Using his seasoned palate and the nuanced hand of a farmer, Liberson crafted a line of vinegars devoid of that expected acetone punch-in-the-chest you get with other brands. He began collecting ramps in the early spring, applying malolactic fermentation to the leaves and creating a layered effect in his vinegar that tastes like drunk nachos—no joke, there are notes of sour cream and chives. His year ends with ripe persimmons in late fall, but the seasonal approach to vinegar allows Liberson to capture (and sell) the essence of wild black raspberries far past the summer months. Unlike the wine calendar, where a bottling is often released a full revolution of the sun (if not years) beyond it’s harvest, Lindera Farms is operating off a “living pantry” full of acetobacter. It’s funny then, that Liberson is a non-interventionist; it’s hard for anyone in the industry to just let whatever it is happen naturally. With a newfound sense of patience, Liberson waits for the right moment to release his vinegars into the world.

Part of this story is pure business, driving around the country to kitchens in hopes of swapping out industrial white distilled vinegars. Liberson now sells to some of the top fine dining restaurants in the country, including Minibar in Washington, D.C., and Per Se and Gramercy Tavern in New York City. Chef Sean Brock’s McCrady’s and Husk in Charleston bought his whole supply of last year’s ramp vinegar. This is also an allegory for “planting a seed”—maybe even seed saving. If you’re pickling the most gorgeous and temporal produce, have you considered the solution you’re about to pickle it in? That’s not to say Lindera Farms vinegars should be used for such techniques—they’re more a finishing type, added towards the end of cooking processes to deglaze a pan, or perk up sauces. But it does seem counterintuitive to go to the farmers market, only to put your cucumber in a jar with some manufactured acetic acid, devoid of any intrinsic value.

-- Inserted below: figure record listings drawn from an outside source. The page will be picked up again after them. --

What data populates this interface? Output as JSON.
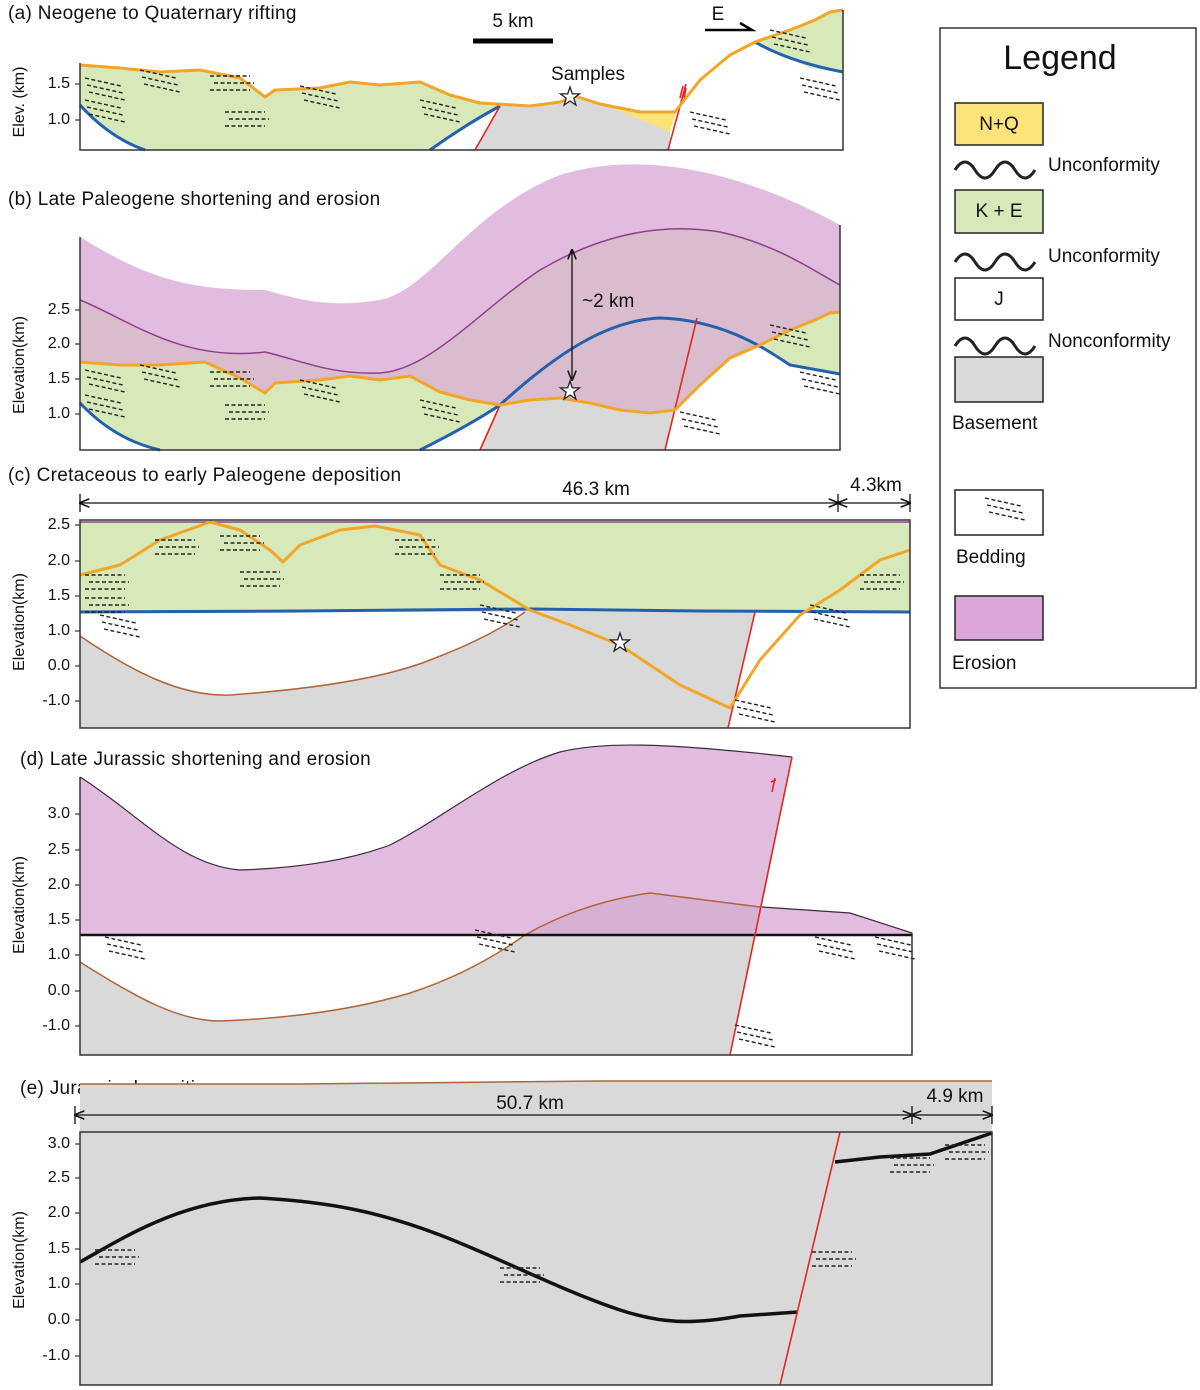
{
  "panels": [
    {
      "title": "(a) Neogene to Quaternary rifting",
      "y_label": "Elev. (km)",
      "yticks": [
        "1.5",
        "1.0"
      ],
      "annotations": [
        "5 km",
        "Samples",
        "E"
      ]
    },
    {
      "title": "(b) Late Paleogene shortening and erosion",
      "y_label": "Elevation(km)",
      "yticks": [
        "2.5",
        "2.0",
        "1.5",
        "1.0"
      ],
      "annotations": [
        "~2 km"
      ]
    },
    {
      "title": "(c) Cretaceous to early Paleogene deposition",
      "y_label": "Elevation(km)",
      "yticks": [
        "2.5",
        "2.0",
        "1.5",
        "1.0",
        "0.0",
        "-1.0"
      ],
      "annotations": [
        "46.3 km",
        "4.3km"
      ]
    },
    {
      "title": "(d) Late Jurassic shortening and erosion",
      "y_label": "Elevation(km)",
      "yticks": [
        "3.0",
        "2.5",
        "2.0",
        "1.5",
        "1.0",
        "0.0",
        "-1.0"
      ]
    },
    {
      "title": "(e) Jurassic deposition",
      "y_label": "Elevation(km)",
      "yticks": [
        "3.0",
        "2.5",
        "2.0",
        "1.5",
        "1.0",
        "0.0",
        "-1.0"
      ],
      "annotations": [
        "50.7 km",
        "4.9 km"
      ]
    }
  ],
  "legend": {
    "title": "Legend",
    "items": [
      "N+Q",
      "Unconformity",
      "K + E",
      "Unconformity",
      "J",
      "Nonconformity",
      "Basement",
      "Bedding",
      "Erosion"
    ]
  }
}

Lindera Farms is central to the idea of permaculture—of working with, rather than against, nature. One of the core tenets, aside from caring for the earth, is caring for the people. The third tenet, a “return of surplus,” is a reinvestment back into the first two ethics. Liberson works with Virginia-based producers like Golden Angels Apiary to make a glowing bottle of honey vinegar that is sweet and lively; he buys sorghum syrup from The Moyer Family Farm, and hickory syrup from Falling Bark Farm, where owners Joyce and Travis Miller take only fallen bark from the Shagbark hickory trees, a sustainable resource. They then roast them to create coffee- and cigar-like smokiness, which translates into idiosyncratic vinegar unlike any I’ve ever had. Used sparingly in vinaigrettes with roasted vegetables, or to spike a barbecue sauce—even as a splash of acidity in a cocktail. You won’t have to rely on frugality, these fleeting flavors are available, thankfully to Lindera Farms, where habitat and vinegars are in perpetual motion.